Santano Enrique, as Vasic knew, had turned out to be a sociopathic killer. It was meant to be a well-kept secret, but Arrows were shadows, impossible to trace or see. It was their job to know the Net’s darkest truths. “Is he showing any signs of sociopathy?”
“None that I’ve been able to see—but he’s on the far end of the Silence continuum.”
“So are we.” He stared at Ming. “We might be able to work with Kaleb.”
“What makes him any different from Ming?” Aden asked. “He was an Arrow, and still he betrayed us.”
“Kaleb has blood on his hands,” Vasic replied, knowing too much about death himself, “but I haven’t been able to find one instance of him eliminating an individual who’d remained loyal to him.”
Aden was quiet for a long time. “How many Arrows do you think Ming had killed?”
“Too many.” In doing what he’d done, Ming had broken the cardinal rule of Arrows—it was the integrity of the Net, of Silence, that was of prime importance.
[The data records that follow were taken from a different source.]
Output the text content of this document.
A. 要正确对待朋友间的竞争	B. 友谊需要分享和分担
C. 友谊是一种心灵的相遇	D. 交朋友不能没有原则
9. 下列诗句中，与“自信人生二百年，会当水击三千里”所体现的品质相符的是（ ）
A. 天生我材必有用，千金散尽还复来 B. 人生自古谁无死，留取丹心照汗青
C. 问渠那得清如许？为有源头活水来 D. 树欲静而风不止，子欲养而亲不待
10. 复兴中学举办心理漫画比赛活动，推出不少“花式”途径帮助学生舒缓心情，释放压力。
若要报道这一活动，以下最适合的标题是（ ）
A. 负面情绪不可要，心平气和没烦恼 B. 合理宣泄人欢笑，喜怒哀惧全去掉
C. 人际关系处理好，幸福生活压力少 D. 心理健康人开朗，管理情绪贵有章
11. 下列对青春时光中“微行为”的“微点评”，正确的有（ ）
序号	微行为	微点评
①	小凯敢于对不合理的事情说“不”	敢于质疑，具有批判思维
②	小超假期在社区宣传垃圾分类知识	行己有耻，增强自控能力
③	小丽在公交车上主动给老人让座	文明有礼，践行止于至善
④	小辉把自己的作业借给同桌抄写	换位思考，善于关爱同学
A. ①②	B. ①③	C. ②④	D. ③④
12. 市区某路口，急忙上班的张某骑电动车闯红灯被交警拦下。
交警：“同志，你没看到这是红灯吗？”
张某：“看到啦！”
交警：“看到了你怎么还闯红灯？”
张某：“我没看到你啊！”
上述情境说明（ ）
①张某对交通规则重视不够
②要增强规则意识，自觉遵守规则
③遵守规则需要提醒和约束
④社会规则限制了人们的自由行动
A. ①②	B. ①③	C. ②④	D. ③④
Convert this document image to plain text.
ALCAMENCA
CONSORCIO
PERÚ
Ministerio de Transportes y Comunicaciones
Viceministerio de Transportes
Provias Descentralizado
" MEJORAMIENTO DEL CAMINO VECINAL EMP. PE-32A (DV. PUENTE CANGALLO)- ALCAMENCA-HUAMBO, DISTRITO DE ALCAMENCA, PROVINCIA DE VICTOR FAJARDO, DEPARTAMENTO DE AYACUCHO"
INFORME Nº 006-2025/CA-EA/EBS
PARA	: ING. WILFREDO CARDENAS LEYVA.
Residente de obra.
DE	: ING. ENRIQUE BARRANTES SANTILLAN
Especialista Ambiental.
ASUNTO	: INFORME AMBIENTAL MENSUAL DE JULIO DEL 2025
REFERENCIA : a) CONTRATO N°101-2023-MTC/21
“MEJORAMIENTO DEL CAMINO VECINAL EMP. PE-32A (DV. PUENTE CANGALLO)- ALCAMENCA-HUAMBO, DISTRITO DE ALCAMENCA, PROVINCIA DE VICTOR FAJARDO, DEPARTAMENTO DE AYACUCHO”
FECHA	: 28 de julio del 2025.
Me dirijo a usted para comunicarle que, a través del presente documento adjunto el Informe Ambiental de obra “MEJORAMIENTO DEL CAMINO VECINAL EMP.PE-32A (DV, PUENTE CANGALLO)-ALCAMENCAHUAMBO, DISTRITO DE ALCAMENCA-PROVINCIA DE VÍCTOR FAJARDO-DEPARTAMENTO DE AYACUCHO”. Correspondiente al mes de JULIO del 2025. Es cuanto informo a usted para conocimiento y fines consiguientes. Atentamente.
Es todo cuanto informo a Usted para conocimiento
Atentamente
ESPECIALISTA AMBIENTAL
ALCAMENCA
Everything else, every other concern, was secondary. If getting rid of other Arrows had furthered that aim, the Arrows would’ve followed Ming to their graves. But Ming had done it for power. And lost his hold on the entire Squad.
CHAPTER 55
Lucas knew
Dev had made his decision when the other man came out of Katya’s room that night. The Shine director’s face was haggard, his eyes blank with loss. “One more night,” he said, almost to himself. “Tomorrow morning . . .”
Knowing no words would ever be enough, Lucas watched silently as Sascha walked across the room to touch her hand to Dev’s heart.
The man stood there like stone, and eventually, Sascha turned away, tears streaking down her face. “He won’t let me help him,” she said, tumbling into Lucas’s arms.
“Some pain a man needs to feel.” He dropped a kiss on top of her hair, understanding Dev in a way not many men could. He’d almost lost Sascha once, would carry the terror of those moments in his heart forever.
Dev was still standing in place when Keenan and Noor ran past, laughing. Lucas saw them go into Katya’s room and was about to call them back when Dev shook his head. “Let them be. Katya would’ve loved seeing Noor this way.” Seeming to shake himself out of his shocked state, the other man looked around the room. “Is Connor here?”
“Outside with Dorian. Ashaya and your grandmother are making sandwiches in the kitchen. Your grandfather’s in the office.”
Nodding, Dev turned left, undoubtedly heading to talk to the doctor who would tomorrow note Katya’s official time of death. “Is this better, kitten?” he asked the woman in his arms. “That Dev has the chance to say good-bye?”
Sascha shook her head. “His heart is shattered, Lucas—I have a feeling Dev will never truly recover.” Her voice broke.
“Shh.” But Lucas, too, had to swallow a knot in his throat.
 
 
 
Dev came
in from talking to Connor, wanting only to crawl into bed beside Katya and feel her heart beat for one last night. But when he entered the bedroom, what he saw made him come to a standstill in the doorway.